Guy Lodge 

Nightmare Alley and the best modern film noirs

Guillermo del Toro’s seductive remake of the gritty cult classic hits a genre sweet spot alongside LA Confidential, The Postman Always Rings Twice and more
  
  

Cate Blanchett, with Bradley Cooper, in Nightmare Alley.
‘Vamping up a storm’: Cate Blanchett, with Bradley Cooper, in Nightmare Alley. Photograph: Kerry Hayes/AP

Our most enduring images and memories of film noir tend to be rooted in the 1940s and 1950s: say the words and monochromatic visions of fedoras, slinky satin gowns and unrestricted billows of cigarette smoke inevitably come to mind. That makes it a difficult genre to tackle in the present day, even if its themes and social corners are hardly era-specific. Lean too hard into the period styling and it feels like empty cosplay; update it too much and the shadowy romance dissipates.

Guillermo del Toro’s snaky, seductive remake of Nightmare Alley (now on all major VOD platforms) gets the balance just about right, even if its early-40s production and costume design is sumptuous in a way that Edmund Goulding’s 1947 original, still among the darkest and harshest of all classic noirs, never thought to be. Expensively dilapidated and luridly lit, Del Toro’s film indulges in a degree of genre fetishism, never less than when Cate Blanchett is on the screen, sheathed and hairsprayed and vamping up a storm as a venomous femme-fatale psychoanalyst. But it retains a genuine jolt of human corruption and moral curiosity, all held in Bradley Cooper’s remarkable lead performance as an ambitious, cool-blooded carnival worker willing himself into high society at any cost. Cooper wears a fedora and high-waisted suit well enough, but his character’s tortured interior life never feels dressed in quotation marks.

Nightmare Alley struts with a conviction similar to Curtis Hanson’s pitch-perfect LA Confidential (Amazon) – now 25 years old but so convincingly immersed in its period and aesthetic that it feels at once far older and fresh as a daisy. This black-hearted, acid-tongued adaptation of James Ellroy’s labyrinthine saga of police rot wasn’t a remake of any classic property: it simply feels like it should always have been around, given the rich, seamy textures of its mid-century Hollywood world-building and the fluency of its all-star cast in jazzy, witty noir patter. Hanson’s film came out one year after Lee Tamahori’s similarly styled, similarly plotted and little-remembered Mulholland Falls (Amazon), a suitably moody, enjoyable diversion in which every actor nonetheless seems to be striking and holding a pose.

Del Toro’s film also breaks a bad-luck streak for film-makers reimagining already beloved examples of the genre: undistinguished 1970s remakes of The Big Sleep and Double Indemnity have been forgotten for a reason. But Bob Rafelson’s spiky, steamy 1981 take on The Postman Always Rings Twice (Google Play) holds up better than sneering critics might have predicted at the time. Not setting out to improve on Tay Garnett’s lean, mean 1946 original, it instead focuses on what its predecessor could not: explicit carnal energy between stars Jack Nicholson and Jessica Lange. And Steven Soderbergh’s sinuous, underrated The Underneath (Apple TV) successfully remade its noir source (Robert Siodmak’s 1949 Criss Cross) by situating it in a particular milieu of mid-90s urban American murk, crisp chiaroscuros replaced with bilious neon lights.

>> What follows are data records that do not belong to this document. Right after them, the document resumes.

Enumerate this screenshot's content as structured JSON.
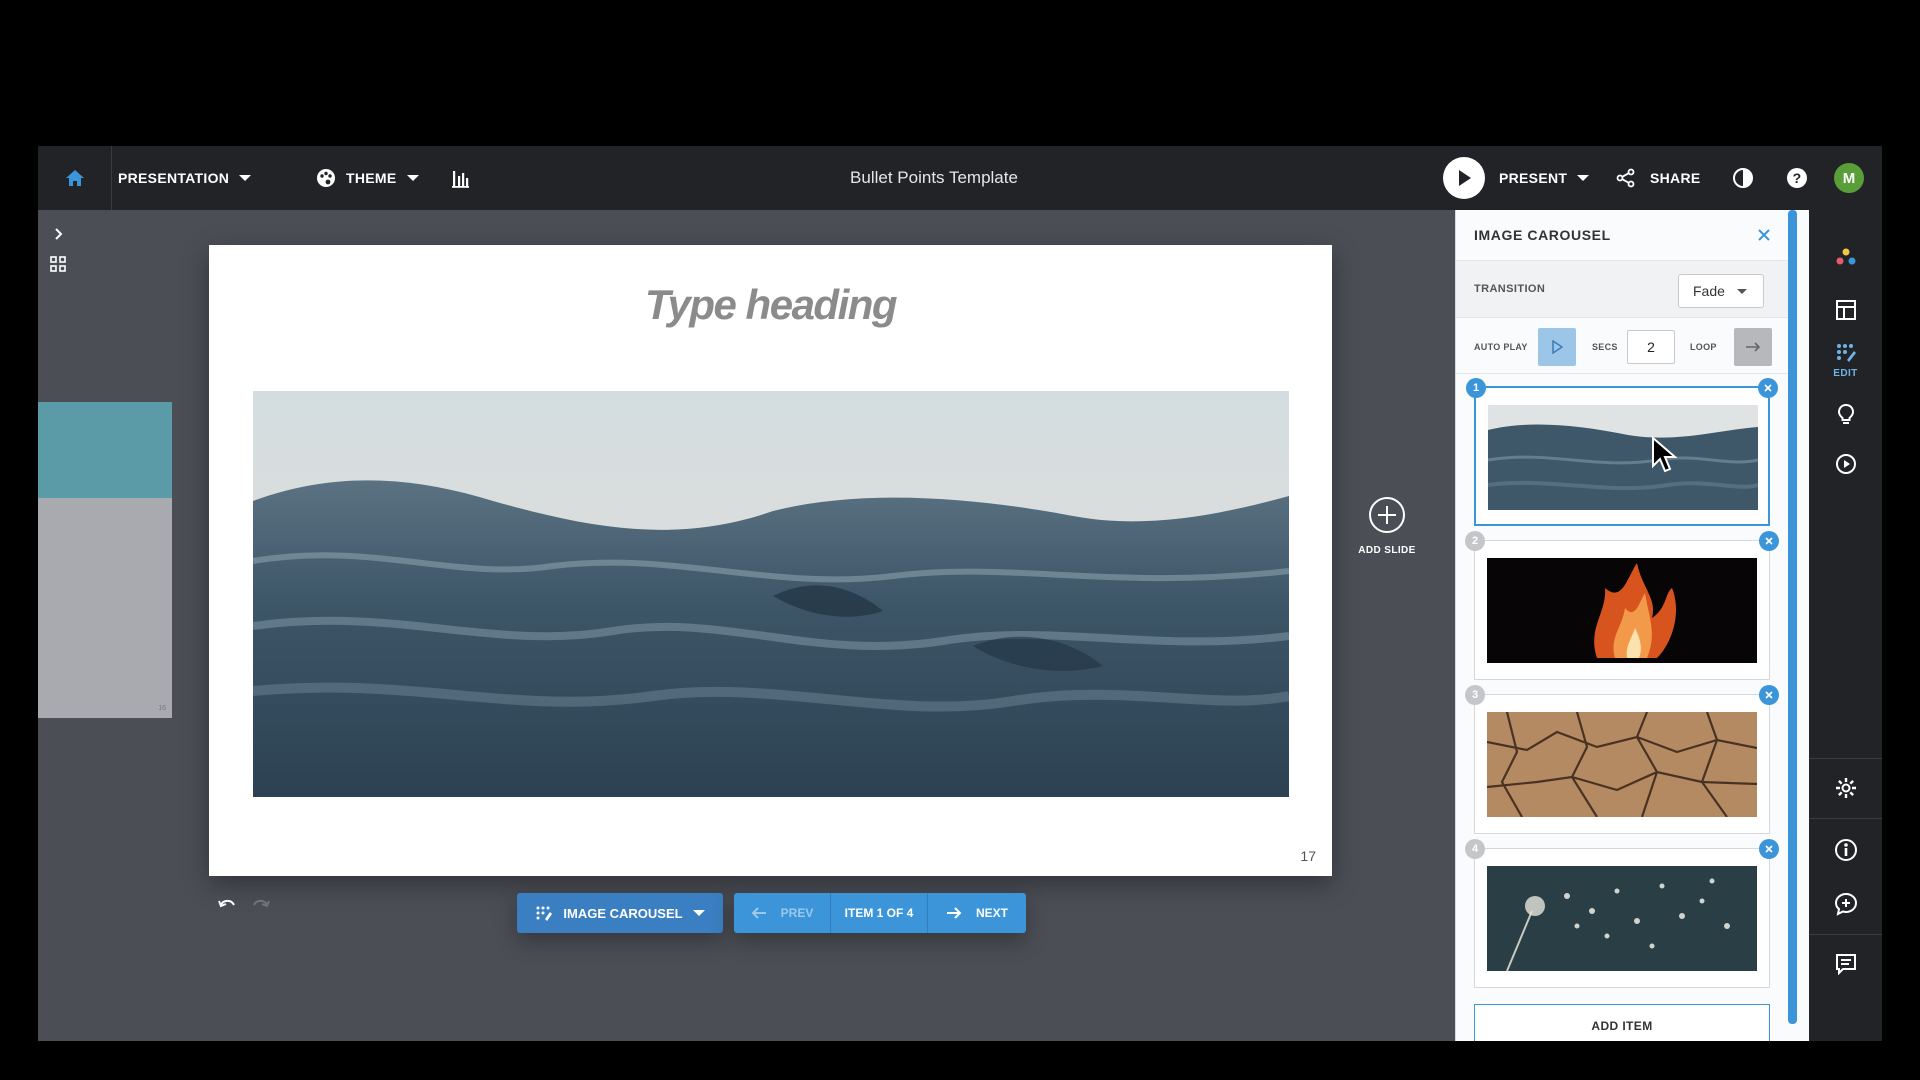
{
  "topbar": {
    "presentation_label": "PRESENTATION",
    "theme_label": "THEME",
    "title": "Bullet Points Template",
    "present_label": "PRESENT",
    "share_label": "SHARE",
    "avatar_initial": "M"
  },
  "slide": {
    "heading": "Type heading",
    "number": "17"
  },
  "add_slide": {
    "label": "ADD SLIDE"
  },
  "bottom_toolbar": {
    "carousel_label": "IMAGE CAROUSEL",
    "prev_label": "PREV",
    "item_label": "ITEM 1 OF 4",
    "next_label": "NEXT"
  },
  "panel": {
    "title": "IMAGE CAROUSEL",
    "transition_label": "TRANSITION",
    "transition_value": "Fade",
    "autoplay_label": "AUTO PLAY",
    "secs_label": "SECS",
    "secs_value": "2",
    "loop_label": "LOOP",
    "items": [
      {
        "number": "1",
        "image": "ocean-waves",
        "selected": true
      },
      {
        "number": "2",
        "image": "fire-flames",
        "selected": false
      },
      {
        "number": "3",
        "image": "cracked-earth",
        "selected": false
      },
      {
        "number": "4",
        "image": "dandelion-seeds",
        "selected": false
      }
    ],
    "add_item_label": "ADD ITEM"
  },
  "rail": {
    "edit_label": "EDIT"
  },
  "colors": {
    "accent": "#3c95d8",
    "topbar": "#222326",
    "workspace": "#4b4e55",
    "avatar": "#5a9e3a"
  }
}
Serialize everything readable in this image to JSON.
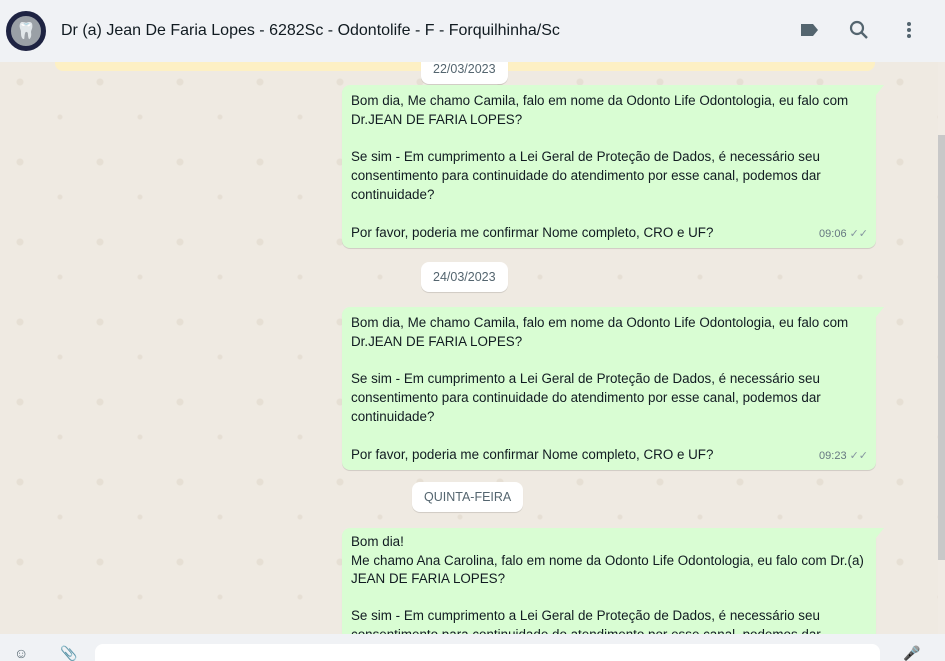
{
  "header": {
    "title": "Dr (a) Jean De Faria Lopes - 6282Sc - Odontolife - F - Forquilhinha/Sc",
    "icons": [
      "label-icon",
      "search-icon",
      "menu-icon"
    ]
  },
  "chat": {
    "date_pills": [
      "22/03/2023",
      "24/03/2023",
      "QUINTA-FEIRA"
    ],
    "messages": [
      {
        "text": "Bom dia, Me chamo Camila, falo em nome da Odonto Life Odontologia, eu falo com Dr.JEAN DE FARIA LOPES?\n\nSe sim - Em cumprimento a Lei Geral de Proteção de Dados, é necessário seu consentimento para continuidade do atendimento por esse canal, podemos dar continuidade?\n\nPor favor, poderia me confirmar Nome completo, CRO e UF?",
        "time": "09:06"
      },
      {
        "text": "Bom dia, Me chamo Camila, falo em nome da Odonto Life Odontologia, eu falo com Dr.JEAN DE FARIA LOPES?\n\nSe sim - Em cumprimento a Lei Geral de Proteção de Dados, é necessário seu consentimento para continuidade do atendimento por esse canal, podemos dar continuidade?\n\nPor favor, poderia me confirmar Nome completo, CRO e UF?",
        "time": "09:23"
      },
      {
        "text": "Bom dia!\nMe chamo Ana Carolina, falo em nome da Odonto Life Odontologia, eu falo com Dr.(a)  JEAN DE FARIA LOPES?\n\nSe sim - Em cumprimento a Lei Geral de Proteção de Dados, é necessário seu consentimento para continuidade do atendimento por esse canal, podemos dar continuidade?",
        "time": ""
      }
    ]
  },
  "colors": {
    "outgoing": "#d9fdd3",
    "background": "#efeae2",
    "header": "#f0f2f5"
  }
}
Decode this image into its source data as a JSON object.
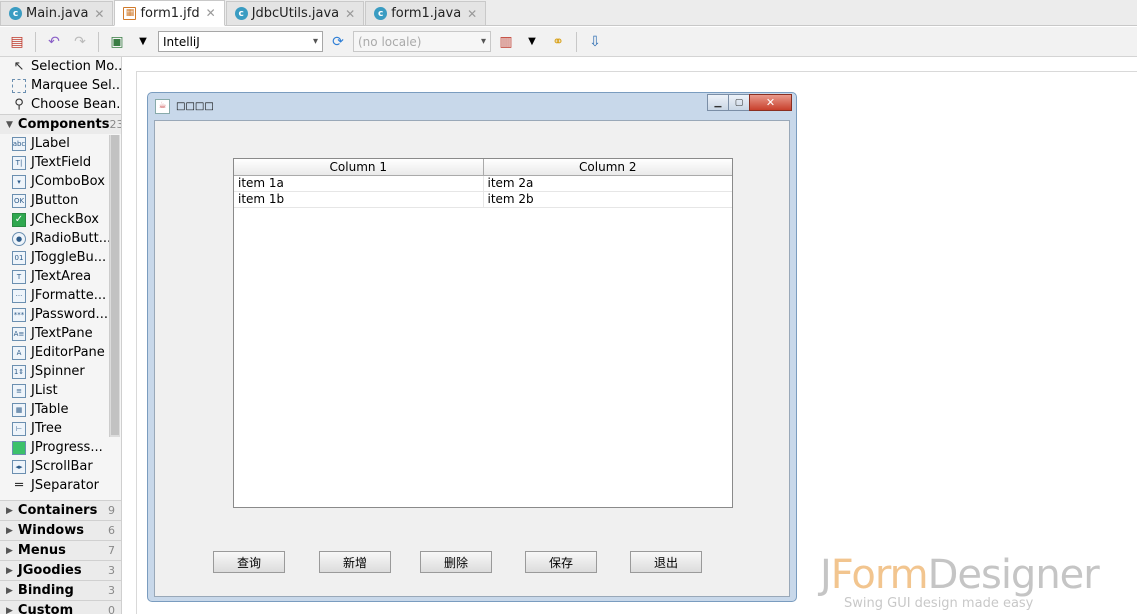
{
  "tabs": [
    {
      "label": "Main.java",
      "icon": "class-icon",
      "active": false
    },
    {
      "label": "form1.jfd",
      "icon": "form-icon",
      "active": true
    },
    {
      "label": "JdbcUtils.java",
      "icon": "class-icon",
      "active": false
    },
    {
      "label": "form1.java",
      "icon": "class-icon",
      "active": false
    }
  ],
  "toolbar": {
    "laf_value": "IntelliJ",
    "locale_value": "(no locale)"
  },
  "palette": {
    "tools": [
      "Selection Mo...",
      "Marquee Sel...",
      "Choose Bean..."
    ],
    "components": {
      "label": "Components",
      "count": "23",
      "items": [
        "JLabel",
        "JTextField",
        "JComboBox",
        "JButton",
        "JCheckBox",
        "JRadioButt...",
        "JToggleBu...",
        "JTextArea",
        "JFormatte...",
        "JPassword...",
        "JTextPane",
        "JEditorPane",
        "JSpinner",
        "JList",
        "JTable",
        "JTree",
        "JProgress...",
        "JScrollBar",
        "JSeparator"
      ]
    },
    "categories": [
      {
        "label": "Containers",
        "count": "9"
      },
      {
        "label": "Windows",
        "count": "6"
      },
      {
        "label": "Menus",
        "count": "7"
      },
      {
        "label": "JGoodies",
        "count": "3"
      },
      {
        "label": "Binding",
        "count": "3"
      },
      {
        "label": "Custom",
        "count": "0"
      }
    ]
  },
  "frame": {
    "title": "□□□□",
    "table": {
      "columns": [
        "Column 1",
        "Column 2"
      ],
      "rows": [
        [
          "item 1a",
          "item 2a"
        ],
        [
          "item 1b",
          "item 2b"
        ]
      ]
    },
    "buttons": [
      "查询",
      "新增",
      "删除",
      "保存",
      "退出"
    ]
  },
  "brand": {
    "j": "J",
    "form": "Form",
    "designer": "Designer",
    "tagline": "Swing GUI design made easy"
  }
}
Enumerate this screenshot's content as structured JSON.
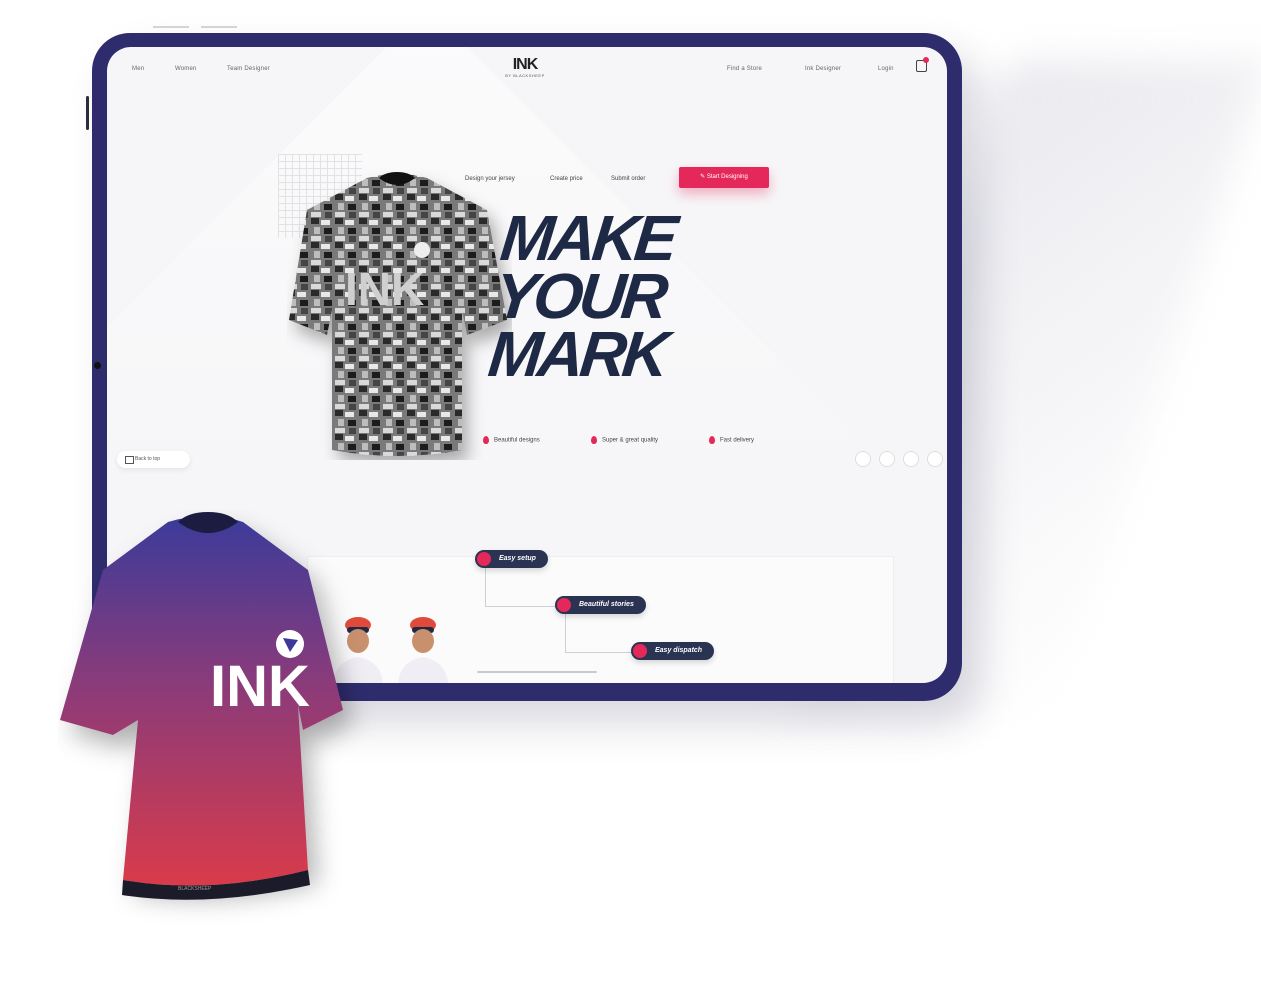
{
  "nav": {
    "left_links": [
      "Men",
      "Women",
      "Team Designer"
    ],
    "right_links": [
      "Find a Store",
      "Ink Designer",
      "Login"
    ],
    "logo": "INK",
    "logo_sub": "BY BLACKSHEEP"
  },
  "subnav": {
    "links": [
      "Design your jersey",
      "Create price",
      "Submit order"
    ],
    "cta_label": "Start Designing"
  },
  "hero": {
    "line1": "MAKE",
    "line2": "YOUR",
    "line3": "MARK"
  },
  "features": [
    "Beautiful designs",
    "Super & great quality",
    "Fast delivery"
  ],
  "pill_left": "Back to top",
  "tags": [
    "Easy setup",
    "Beautiful stories",
    "Easy dispatch"
  ],
  "jersey_front_text": "INK",
  "jersey_hem_text": "BLACKSHEEP",
  "colors": {
    "frame": "#2f2c6e",
    "accent": "#e5285a",
    "headline": "#1e2a45",
    "tag_bg": "#2a3352"
  }
}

Younger film-makers are more comfortable lifting the tenets of film noir into brightly lit, unrecognisably different 21st-century worlds: see Rian Johnson’s ingenious melding of the noir moral code with high-school politics in Brick (2005; Chili), or David Robert Mitchell’s divisively eccentric, wandering Under the Silver Lake (2018; Mubi), in which millennial anxiety keeps derailing its Los Angeleno mystery. In today’s cinema, there’s more than one way to keep noir from fading to grey.

Also new on streaming and DVD

Turning Red
(Disney)
Now available on DVD and Blu-ray for the benefit of non-Disney+ subscribers, this thoughtful, kind-hearted coming-of-ager from Pixar breaks with their frenetic storytelling formula to explore more tender adolescent realities with just the right amount of metaphorical cleverness. Strangely denied a cinema release, it’s one of the studio’s smartest recent efforts.

Wolf
(Universal)
The premise is intriguing: Jacob (a committed George MacKay) believes himself a wolf trapped in a man’s body, finally meeting a kindred spirit while in therapy. But Nathalie Biancheri’s morose film is too concerned with moral binaries to have much impact as the gender dysphoria allegory it keeps suggesting.

Jackass Forever
(Paramount)
Speaking of untamed, the crew of onetime MTV pranksters are (mostly) back together, and middle age has seemingly brought them no wisdom. Which is exactly what you’d hope for from a reunion of Johnny Knoxville et al: their shtick remains unchanged, even as a few friends have been lost along the way, lending a sort of noble defiance to their arrested development.